When American college students and recent graduates go looking for a job, they want quick answers, trustworthy insights, and evidence the employers know how to use the various social media channels to add value to their search.
So says PotentialPark, a Swedish recruitment market research firm. Its annual survey (U.S. results were not posted as of this writing) of 3,552 U.S. college students and recent grads found young job seekers are comfortable with social media and expect that you will be too. While 86 percent of them make use of company career sites, more than half (56 percent) expect to find a company on Facebook, and 69 percent expect you to be on LinkedIn.
What PotentialPark found when it audited the corporate career sites of almost 500 U.S. firms was that only 57 percent link to their Facebook page; 79 percent connect to LinkedIn or some other professional network. The career site itself, says PotentialPark, “rarely offers any interaction.”
“Can employers keep up?”
That’s a mistake, considering 61 percent of the young job seekers say their reason for interacting with employers online is to get in touch with recruiters. (Other reasons that ranked almost as high were: finding interesting jobs (60 percent); building their professional network (55 percent); and, getting realistic insights and interesting background information (51 percent).
“No matter which channels they use,” says PotentialPark, “jobseekers want to find relevant information quickly and easily with no time wasted searching. Customized, target job offers (opportunities), email job alerts, and a way to track the status of their applications are high on their wish list.”

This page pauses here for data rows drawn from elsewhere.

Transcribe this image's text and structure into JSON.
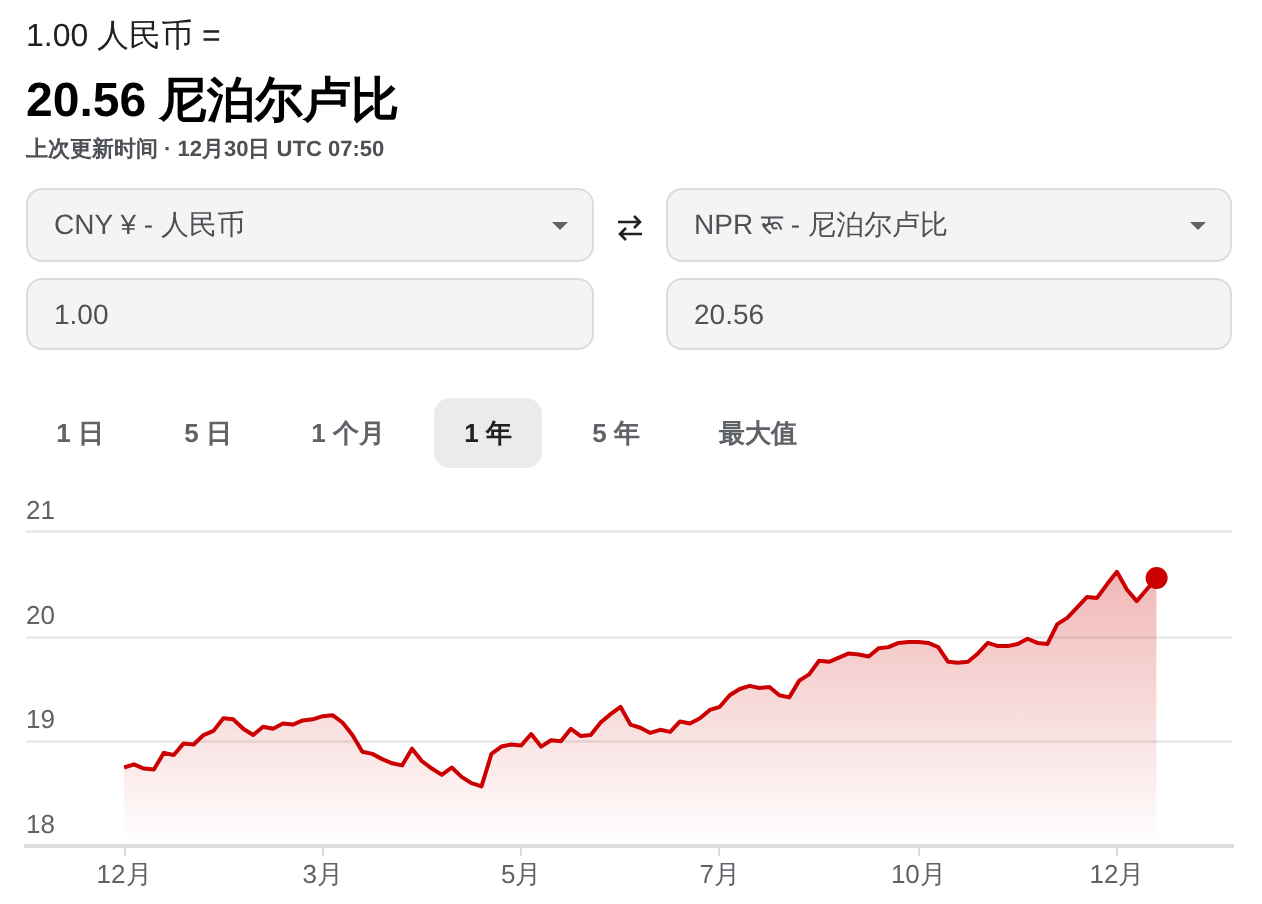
{
  "chart_data": {
    "type": "area",
    "subtitle": "1.00 人民币 =",
    "title": "20.56 尼泊尔卢比",
    "annotations": [
      "上次更新时间 · 12月30日 UTC 07:50",
      "CNY ¥ - 人民币",
      "NPR रू - 尼泊尔卢比",
      "1.00",
      "20.56",
      "1 日",
      "5 日",
      "1 个月",
      "1 年",
      "5 年",
      "最大值"
    ],
    "categories": [
      "12月",
      null,
      null,
      null,
      null,
      null,
      null,
      null,
      null,
      null,
      null,
      null,
      null,
      null,
      null,
      null,
      null,
      null,
      null,
      null,
      "3月",
      null,
      null,
      null,
      null,
      null,
      null,
      null,
      null,
      null,
      null,
      null,
      null,
      null,
      null,
      null,
      null,
      null,
      null,
      null,
      "5月",
      null,
      null,
      null,
      null,
      null,
      null,
      null,
      null,
      null,
      null,
      null,
      null,
      null,
      null,
      null,
      null,
      null,
      null,
      null,
      "7月",
      null,
      null,
      null,
      null,
      null,
      null,
      null,
      null,
      null,
      null,
      null,
      null,
      null,
      null,
      null,
      null,
      null,
      null,
      null,
      "10月",
      null,
      null,
      null,
      null,
      null,
      null,
      null,
      null,
      null,
      null,
      null,
      null,
      null,
      null,
      null,
      null,
      null,
      null,
      null,
      "12月",
      null,
      null,
      null,
      null
    ],
    "series": [
      {
        "type": "area",
        "color": "#cc0000",
        "values": [
          18.75,
          18.78,
          18.74,
          18.73,
          18.89,
          18.87,
          18.98,
          18.97,
          19.06,
          19.1,
          19.22,
          19.21,
          19.12,
          19.06,
          19.14,
          19.12,
          19.17,
          19.16,
          19.2,
          19.21,
          19.24,
          19.25,
          19.18,
          19.06,
          18.9,
          18.88,
          18.83,
          18.79,
          18.77,
          18.93,
          18.81,
          18.74,
          18.68,
          18.75,
          18.66,
          18.6,
          18.57,
          18.88,
          18.95,
          18.97,
          18.96,
          19.07,
          18.95,
          19.01,
          19.0,
          19.12,
          19.05,
          19.06,
          19.18,
          19.26,
          19.33,
          19.16,
          19.13,
          19.08,
          19.11,
          19.09,
          19.19,
          19.17,
          19.22,
          19.3,
          19.33,
          19.44,
          19.5,
          19.53,
          19.51,
          19.52,
          19.44,
          19.42,
          19.58,
          19.64,
          19.77,
          19.76,
          19.8,
          19.84,
          19.83,
          19.81,
          19.89,
          19.9,
          19.94,
          19.95,
          19.95,
          19.94,
          19.9,
          19.76,
          19.75,
          19.76,
          19.84,
          19.94,
          19.91,
          19.91,
          19.93,
          19.98,
          19.94,
          19.93,
          20.12,
          20.18,
          20.28,
          20.38,
          20.37,
          20.5,
          20.62,
          20.45,
          20.34,
          20.45,
          20.56
        ]
      },
      {
        "type": "scatter",
        "color": "#cc0000",
        "marker": "circle",
        "values": [
          null,
          null,
          null,
          null,
          null,
          null,
          null,
          null,
          null,
          null,
          null,
          null,
          null,
          null,
          null,
          null,
          null,
          null,
          null,
          null,
          null,
          null,
          null,
          null,
          null,
          null,
          null,
          null,
          null,
          null,
          null,
          null,
          null,
          null,
          null,
          null,
          null,
          null,
          null,
          null,
          null,
          null,
          null,
          null,
          null,
          null,
          null,
          null,
          null,
          null,
          null,
          null,
          null,
          null,
          null,
          null,
          null,
          null,
          null,
          null,
          null,
          null,
          null,
          null,
          null,
          null,
          null,
          null,
          null,
          null,
          null,
          null,
          null,
          null,
          null,
          null,
          null,
          null,
          null,
          null,
          null,
          null,
          null,
          null,
          null,
          null,
          null,
          null,
          null,
          null,
          null,
          null,
          null,
          null,
          null,
          null,
          null,
          null,
          null,
          null,
          null,
          null,
          null,
          null,
          20.56
        ]
      }
    ],
    "ylim": [
      18,
      21
    ],
    "yticks": [
      18,
      19,
      20,
      21
    ],
    "grid": "y"
  }
}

Says Julian Ziesing, head of research at PotentialPark, “Jobseekers in the U.S. have gone multi-channel. The question is, ‘Can employers keep up?’”
The answer is that some can. According to PotentialPark’s detailed analysis of 117 top employers, Accenture ranks at the top in online recruitment communication. It not only has the best career site, Accenture has the best mobile presence, and ranked 10th for its Facebook efforts. It’s on Twitter, has a career blog, and its LinkedIn presence includes employee testimonials, a video, and career path information for its global operations.
Website design from a job-seekers point of view
Accenture and several of the other companies that made PotentialPark’s top 30 list also appear on lists of companies rated for Europe, the U.K., France, and Germany. What they all have in common, says the market research firm, is that they learned from experience. “They have gone through a learning process that typically involves trial and error,” says PotentialPark.
They design their efforts from a job seeker’s point of view, leveraging the attributes of each channel for maximum value.
Much of what PotentialPark’s young job seekers said was important to them is echoed in a report on the candidate experience, issued last month by the Talent Board. The non-profit group of prominent recruiting industry leaders, manages the Candidate Experience Awards, which recognizes employers practicing “exceptional and exemplary recruiting, and hiring methods.”
Some of the companies on PotentialPark’s top 30 also earned recognition for their candidate experience. These include addidas, PepsiCo, Deloitte, and General Mills.
After reviewing some 11,700 candidate surveys, submitted by some two dozen employers, the Talent Board found the company career site was the only channel used by a majority of candidates. Direct contact, either via phone calls or email, was a primary communication channel for job seekers. LinkedIn was the most commonly used social media platform. Job seekers went their primarily for research, not for specific positions.
The whitepaper from the Talent Board goes into much more detail about the entire job seeker experience, including what happened when they submitted an application. (Some 40 percent reported hearing nothing.)